Accanto al controllo della logicità e della coerenza della motivazione, da svolgere in esito alla deduzione delle figure sintomatiche dell’eccesso di potere, quale causa distinta dell’illegittimità dell’atto impugnato, si prevede, infatti, la verifica dell’effettiva sussistenza del presupposto richiesto dalla legge perché possa omettersi legittimamente l’avviso di procedimento, ossia che l’Amministrazione abbia dimostrato “in giudizio” che il provvedimento non avrebbe potuto essere diverso.

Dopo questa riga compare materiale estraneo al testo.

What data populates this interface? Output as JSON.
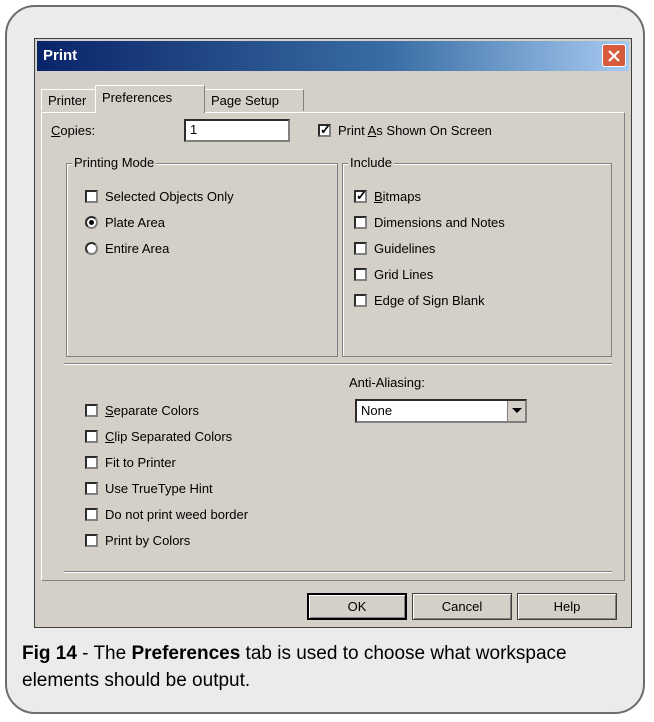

Con la conseguenza che potrebbe aversi, in ipotesi, un provvedimento sorretto da motivazione logica e coerente, ma la circostanza, di per sé, non sarebbe sufficiente ad assolvere l’Amministrazione, in difetto della dimostrazione dello specifico requisito della impossibilità di modificare la scelta progettata, dall’omissione dell’adempimento preordinato alla partecipazione al procedimento dei soggetti aventi titolo.

Inoltre, ove la fornitura venga affidata al termine di un procedimento protrattosi ingiustificatamente per un tempo largamente superiore a quello necessario ove l’Amministrazione non fosse incorsa in irregolarità procedurali ed incomprensibili fasi di stallo, va affermato il diritto dell’appellante ad essere risarcita della minore remuneratività delle somme che, in base all’offerta, dovrebbe percepire quale corrispettivo della fornitura.

L'ordinamento vigente non vieta di impugnare l'aggiudicazione provvisoria di un contratto con la p.a., trattandosi di atto indubbiamente lesivo degli interessi di ognuna delle imprese non aggiudicatarie, in quanto le priva dell'aspettativa di poter ottenere l'appalto esitato (Consiglio Stato, sez. V, 22 novembre 2005 , n. 6487).

RISARCIMENTO DANNI AL DI FUORI DI UNA PRONUNCIA DI ANNULLAMENTO

CONSIGLIO DI STATO SENTENZA 2007

Appare logico che la richiesta risarcitoria sia esaminabile al di fuori di una pronuncia di annullamento, formulata, secondo i casi che possono presentarsi in concreto, in termini ipotetici e virtuali, e quindi processualmente incidentali, laddove si ritenga non suscettibile di ulteriore vigenza il provvedimento in origine impugnato, ovvero formulata in via di statuizione principale, laddove l’effetto demolitorio sia in concreto ancora utilmente incisivo sull’assetto sostanziale.